I'm having trouble figuring out how to piece this nested code together as the shorthand code of sed is quite confusing to me.
So far I've tried to assemble the code needed to capture the first block, but sed keeps giving me the same error each time; extra characters after command
here are some of the attempts I've made:
sed -n 'p/^\/\/\/\/\/ SMARTY AUTH \/\/\/\/\/\\n.*\\n.*\\n.*\\n.*AULE_\([A-Z_]*\);$^.*$^^\/\/\/\/\/ SMARTY AUTH \/\/\/\/\/$/' function.xls_form.php
sed -n 'p/\(^.*SMARTY AUTH.*$^.*$^.*$^.*$^.*AULE_\([A-Z_]*\);$^.*$^.*SMARTY AUTH.*$/' function.xls_form.php
the second part is relatively easy compared to the first;
sed -ei'.orig' 's/RoleContextAuthorizations::smartyAuth(\$auth)/$smarty->hasAccess(\$params,AuthorizationLevel::AULE_\1)/' *.php
where \1 would be the matched snippet from the first part...
Edit:
The first codeblock is an example of input part 1 which needs to be removed; part 2 is RoleContextAuthorizations::smartyAuth($auth) which needs to be replaced with $smarty->hasAccess($params, AuthorizationLevel::AULE_<snippet from part1>)
/edit
Hoping somebody can point me in the right direction, Many thanks in advance!!!
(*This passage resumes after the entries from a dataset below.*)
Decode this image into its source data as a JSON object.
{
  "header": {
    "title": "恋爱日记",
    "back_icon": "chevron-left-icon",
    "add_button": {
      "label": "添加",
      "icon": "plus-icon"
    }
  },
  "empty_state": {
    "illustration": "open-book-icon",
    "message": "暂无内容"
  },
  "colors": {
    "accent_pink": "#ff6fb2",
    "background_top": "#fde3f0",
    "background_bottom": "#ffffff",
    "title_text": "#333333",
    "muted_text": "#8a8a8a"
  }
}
The hold space is going to be key to solving this. You can copy material from the pattern space (where sed normally works) into the hold space, and do various operations with the hold space, etc.
You need to find the AuthorizationLevel::AULE_WRITE type text within the block markers, and copy that to the hold space, and then delete the text within the block markers. And then separately find the other pattern and replace it with information from the hold space.
Given that the markers use slashes, it is also time to use a custom search marker which is introduced by a backslash. The following could be in a file script.sed, to be used as:
sed -f script.sed function.xls_form.php
When you're sure it's working, you can play with -i options to overwrite the original.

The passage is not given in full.